Uno dei fenomeni demografici più rilevanti del 21esimo secolo prende il nome di “Rivoluzione grigia”: la popolazione mondiale sta drammaticamente invecchiando. Infatti, sebbene questa cresca dell’1,3% ogni anno, la porzione di popolazione che sta crescendo di più è proprio quella degli anziani. Basti pensare che nel 1900 le persone con più di 65 anni erano meno […]

Uno dei fenomeni demografici più rilevanti del 21esimo secolo prende il nome di “Rivoluzione grigia”: la popolazione mondiale sta drammaticamente invecchiando. Infatti, sebbene questa cresca dell’1,3% ogni anno, la porzione di popolazione che sta crescendo di più è proprio quella degli anziani. Basti pensare che nel 1900 le persone con più di 65 anni erano meno del 5% della popolazione totale mentre agli inizi del 21esimo secolo si è arrivati a quasi il 15% e gli esperti prevedono che nel 2050 gli Over65 saranno più del 20%. Inoltre, è aumentato e continuerà ad aumentare il numero di persone con più di 85 anni: si prevede che entro il 2050 ben 21 Paesi nel mondo avranno più del 10% di persone Over85.
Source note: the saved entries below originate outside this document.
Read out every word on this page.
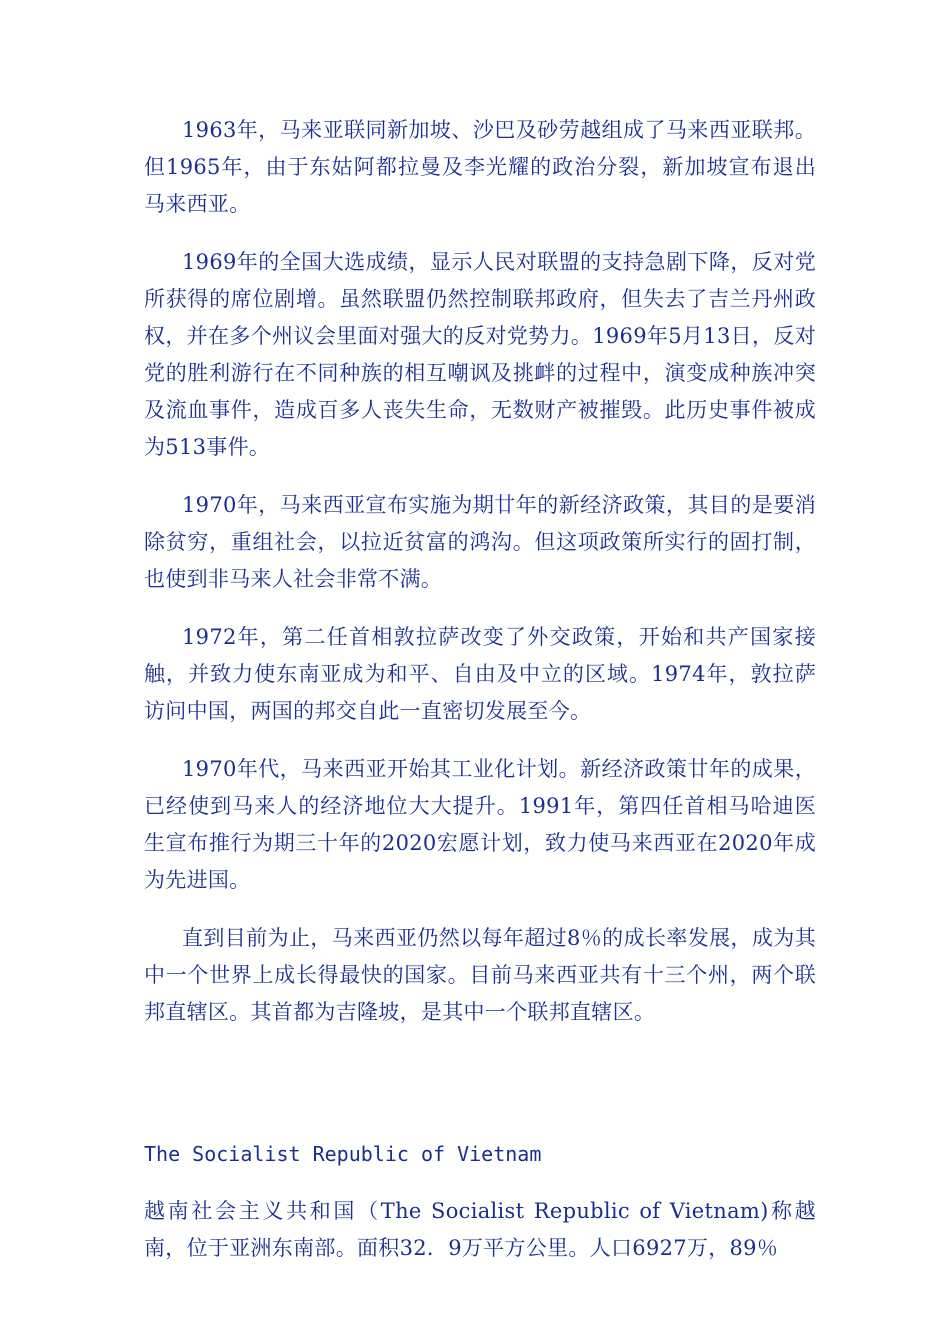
1963年，马来亚联同新加坡、沙巴及砂劳越组成了马来西亚联邦。但1965年，由于东姑阿都拉曼及李光耀的政治分裂，新加坡宣布退出马来西亚。

1969年的全国大选成绩，显示人民对联盟的支持急剧下降，反对党所获得的席位剧增。虽然联盟仍然控制联邦政府，但失去了吉兰丹州政权，并在多个州议会里面对强大的反对党势力。1969年5月13日，反对党的胜利游行在不同种族的相互嘲讽及挑衅的过程中，演变成种族冲突及流血事件，造成百多人丧失生命，无数财产被摧毁。此历史事件被成为513事件。

1970年，马来西亚宣布实施为期廿年的新经济政策，其目的是要消除贫穷，重组社会，以拉近贫富的鸿沟。但这项政策所实行的固打制，也使到非马来人社会非常不满。

1972年，第二任首相敦拉萨改变了外交政策，开始和共产国家接触，并致力使东南亚成为和平、自由及中立的区域。1974年，敦拉萨访问中国，两国的邦交自此一直密切发展至今。

1970年代，马来西亚开始其工业化计划。新经济政策廿年的成果，已经使到马来人的经济地位大大提升。1991年，第四任首相马哈迪医生宣布推行为期三十年的2020宏愿计划，致力使马来西亚在2020年成为先进国。

直到目前为止，马来西亚仍然以每年超过8％的成长率发展，成为其中一个世界上成长得最快的国家。目前马来西亚共有十三个州，两个联邦直辖区。其首都为吉隆坡，是其中一个联邦直辖区。

The Socialist Republic of Vietnam

越南社会主义共和国（The Socialist Republic of Vietnam)称越南，位于亚洲东南部。面积32．9万平方公里。人口6927万，89％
Questa rivoluzione demografica rappresenta una grande conquista per l’umanità (la sopravvivenza fino alla vecchiaia è diventata possibile per la massa e non solo per pochi fortunati); tuttavia, essa pone anche grandi sfide per le Istituzioni pubbliche che devono adattarsi a una struttura della popolazione in continuo cambiamento. L’altra faccia della medaglia è, infatti, che ci saranno meno persone in età lavorativa, a fronte del forte aumento della percentuale dei pensionati. Secondo l’Eurostat, già nel 2008 le previsioni davano che nel 2060 ci sarebbero stati solo due lavoratori per ogni Over65; oggi il rapporto è di quattro a uno. Anche l’indice di dipendenza degli anziani (ovvero il rapporto tra la popolazione Over65 e la popolazione in età lavorativa, tra i 15 e i 64 anni di età, moltiplicato per 100) fornisce previsioni preoccupanti circa la sostenibilità di una tale struttura di popolazione, evidenziando una situazione di squilibrio generazionale, passando dall’attuale 30% a circa il 60% del 2050.

Per affrontare le sfide dell’invecchiamento demografico è necessario agire con determinazione, incentivando la diffusione e la pratica della “longevità attiva”. La stessa Unione Europea si è già attivata al fine di rendere sostenibile questo allungamento delle speranze di vita, valorizzando elementi chiave tra cui, ad esempio, assumere stili di vita salutari, rimanere attivi anche dopo la pensione e posticipare il pensionamento.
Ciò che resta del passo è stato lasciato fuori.